Le ministre Jolin-Barrette a affirmé vouloir « envoyer un message à toutes les femmes du Québec : c’est votre corps, et ce sont vos choix, et l’État du Québec va continuer de protéger cette liberté ».
Limites au pouvoir judiciaire
Un autre aspect majeur du projet concerne l’affaiblissement du pouvoir de révision constitutionnelle des tribunaux. Le PL1 prévoit également interdire aux organismes recevant des fonds publics de contester certaines lois jugées fondamentales, comme la loi 21 sur la laïcité et la loi 96 sur la langue française.

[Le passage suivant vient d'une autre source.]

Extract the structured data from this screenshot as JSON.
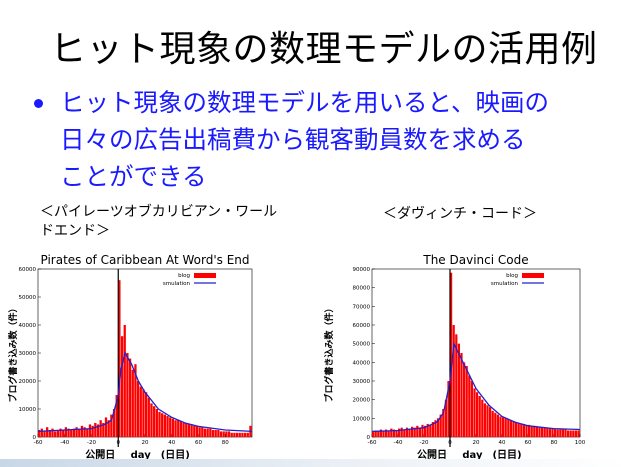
{
  "slide": {
    "title": "ヒット現象の数理モデルの活用例",
    "bullet_lines": [
      "ヒット現象の数理モデルを用いると、映画の",
      "日々の広告出稿費から観客動員数を求める",
      "ことができる"
    ],
    "caption_left": "＜パイレーツオブカリビアン・ワールドエンド＞",
    "caption_right": "＜ダヴィンチ・コード＞",
    "colors": {
      "text": "#000000",
      "bullet": "#1a1aff",
      "bars": "#ff0000",
      "line": "#2222cc"
    }
  },
  "chart_data": [
    {
      "type": "bar",
      "title": "Pirates of Caribbean At Word's End",
      "ylabel": "ブログ書き込み数（件）",
      "xlabel_left": "公開日",
      "xlabel": "day　(日目)",
      "legend": [
        "blog",
        "smulation"
      ],
      "legend_position": "top-right",
      "xlim": [
        -60,
        100
      ],
      "ylim": [
        0,
        60000
      ],
      "xticks": [
        -60,
        -40,
        -20,
        0,
        20,
        40,
        60,
        80
      ],
      "yticks": [
        0,
        10000,
        20000,
        30000,
        40000,
        50000,
        60000
      ],
      "release_day": 0,
      "series": [
        {
          "name": "blog",
          "kind": "bar",
          "x": [
            -60,
            -58,
            -56,
            -54,
            -52,
            -50,
            -48,
            -46,
            -44,
            -42,
            -40,
            -38,
            -36,
            -34,
            -32,
            -30,
            -28,
            -26,
            -24,
            -22,
            -20,
            -18,
            -16,
            -14,
            -12,
            -10,
            -8,
            -6,
            -4,
            -2,
            0,
            2,
            4,
            6,
            8,
            10,
            12,
            14,
            16,
            18,
            20,
            22,
            24,
            26,
            28,
            30,
            32,
            34,
            36,
            38,
            40,
            42,
            44,
            46,
            48,
            50,
            52,
            54,
            56,
            58,
            60,
            62,
            64,
            66,
            68,
            70,
            72,
            74,
            76,
            78,
            80,
            82,
            84,
            86,
            88,
            90,
            92,
            94,
            96,
            98
          ],
          "values": [
            2500,
            3000,
            2000,
            3500,
            2500,
            3000,
            2000,
            2500,
            3000,
            2500,
            3500,
            3000,
            2500,
            3000,
            3500,
            3000,
            4000,
            3500,
            3000,
            4500,
            4000,
            5000,
            4500,
            6000,
            5000,
            7000,
            6000,
            8000,
            10000,
            15000,
            56000,
            36000,
            40000,
            30000,
            28000,
            24000,
            26000,
            20000,
            18000,
            17000,
            16000,
            14000,
            12000,
            11000,
            10000,
            9000,
            8500,
            8000,
            7500,
            7000,
            6500,
            6000,
            6000,
            5500,
            5000,
            5000,
            4500,
            4500,
            4000,
            4000,
            3500,
            3500,
            3000,
            3000,
            3000,
            2500,
            2500,
            2500,
            2000,
            2000,
            2000,
            2000,
            1500,
            1500,
            1500,
            1500,
            1500,
            1500,
            1500,
            4000
          ]
        },
        {
          "name": "smulation",
          "kind": "line",
          "x": [
            -60,
            -40,
            -20,
            -10,
            -5,
            0,
            2,
            5,
            10,
            15,
            20,
            30,
            40,
            50,
            60,
            80,
            100
          ],
          "values": [
            2000,
            2500,
            3000,
            4500,
            6000,
            15000,
            24000,
            30000,
            26000,
            20000,
            16000,
            10000,
            7000,
            5000,
            3800,
            2500,
            2000
          ]
        }
      ]
    },
    {
      "type": "bar",
      "title": "The Davinci Code",
      "ylabel": "ブログ書き込み数（件）",
      "xlabel_left": "公開日",
      "xlabel": "day　(日目)",
      "legend": [
        "blog",
        "smulation"
      ],
      "legend_position": "top-right",
      "xlim": [
        -60,
        100
      ],
      "ylim": [
        0,
        90000
      ],
      "xticks": [
        -60,
        -40,
        -20,
        0,
        20,
        40,
        60,
        80,
        100
      ],
      "yticks": [
        0,
        10000,
        20000,
        30000,
        40000,
        50000,
        60000,
        70000,
        80000,
        90000
      ],
      "release_day": 0,
      "series": [
        {
          "name": "blog",
          "kind": "bar",
          "x": [
            -60,
            -58,
            -56,
            -54,
            -52,
            -50,
            -48,
            -46,
            -44,
            -42,
            -40,
            -38,
            -36,
            -34,
            -32,
            -30,
            -28,
            -26,
            -24,
            -22,
            -20,
            -18,
            -16,
            -14,
            -12,
            -10,
            -8,
            -6,
            -4,
            -2,
            0,
            2,
            4,
            6,
            8,
            10,
            12,
            14,
            16,
            18,
            20,
            22,
            24,
            26,
            28,
            30,
            32,
            34,
            36,
            38,
            40,
            42,
            44,
            46,
            48,
            50,
            52,
            54,
            56,
            58,
            60,
            62,
            64,
            66,
            68,
            70,
            72,
            74,
            76,
            78,
            80,
            82,
            84,
            86,
            88,
            90,
            92,
            94,
            96,
            98
          ],
          "values": [
            3000,
            3500,
            3000,
            4000,
            3500,
            4000,
            3000,
            4500,
            4000,
            3500,
            4500,
            5000,
            4000,
            5000,
            4500,
            5500,
            5000,
            6000,
            5000,
            6500,
            6000,
            7000,
            6500,
            8000,
            9000,
            10000,
            12000,
            15000,
            20000,
            30000,
            88000,
            60000,
            55000,
            50000,
            45000,
            40000,
            38000,
            33000,
            30000,
            26000,
            24000,
            22000,
            20000,
            18000,
            17000,
            16000,
            14000,
            13000,
            12000,
            11000,
            10500,
            10000,
            9500,
            9000,
            8500,
            8000,
            7500,
            7000,
            7000,
            6500,
            6500,
            6000,
            6000,
            5500,
            5500,
            5000,
            5000,
            5000,
            4500,
            4500,
            4500,
            4000,
            4000,
            4000,
            4000,
            3500,
            3500,
            3500,
            3500,
            3500
          ]
        },
        {
          "name": "smulation",
          "kind": "line",
          "x": [
            -60,
            -40,
            -20,
            -10,
            -5,
            0,
            3,
            10,
            20,
            30,
            40,
            50,
            60,
            80,
            100
          ],
          "values": [
            3000,
            3500,
            5000,
            8000,
            13000,
            30000,
            50000,
            40000,
            26000,
            17000,
            11000,
            8000,
            6000,
            4500,
            4000
          ]
        }
      ]
    }
  ]
}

Cette disposition empêcherait, par exemple, une contestation similaire à celle menée par la Commission scolaire English-Montreal contre la loi sur la laïcité en Cour suprême – bien que les procédures en cours ne soient pas visées.
Un anniversaire sous tension
Ce projet arrive alors que le Québec célèbre le 50e anniversaire de sa Charte des droits et libertés de la personne. La LDL rappelle que cette charte « constitue un pilier fondamental de notre démocratie et de notre État de droit ».
L’organisme indépendant et non partisan, qui défend les droits humains depuis 1963, annonce qu’il analysera en profondeur tant le projet de constitution que le processus envisagé pour son adoption.
Réactions politiques mitigées
Le chef du Bloc Québécois, Yves-François Blanchet, a jugé que le projet n’était pas suffisamment rassembleur et pourrait briser le calme constitutionnel entre Québec et Ottawa.
Du côté fédéral, le ministre de la Justice Sean Fraser a indiqué que le gouvernement Carney prendrait le temps d’étudier attentivement le contenu de la proposition avant de se prononcer.
Une constitution modifiable à majorité simple
Contrairement à la constitution canadienne, le projet québécois pourrait être modifié par de futurs gouvernements avec une majorité simple. Le ministre Jolin-Barrette justifie ce choix en affirmant qu’il ne souhaitait pas que la constitution québécoise soit « verrouillée pour 1000 ans ».
La suite des débats s’annonce déterminante pour l’avenir du cadre juridique québécois et la protection des droits et libertés dans la province.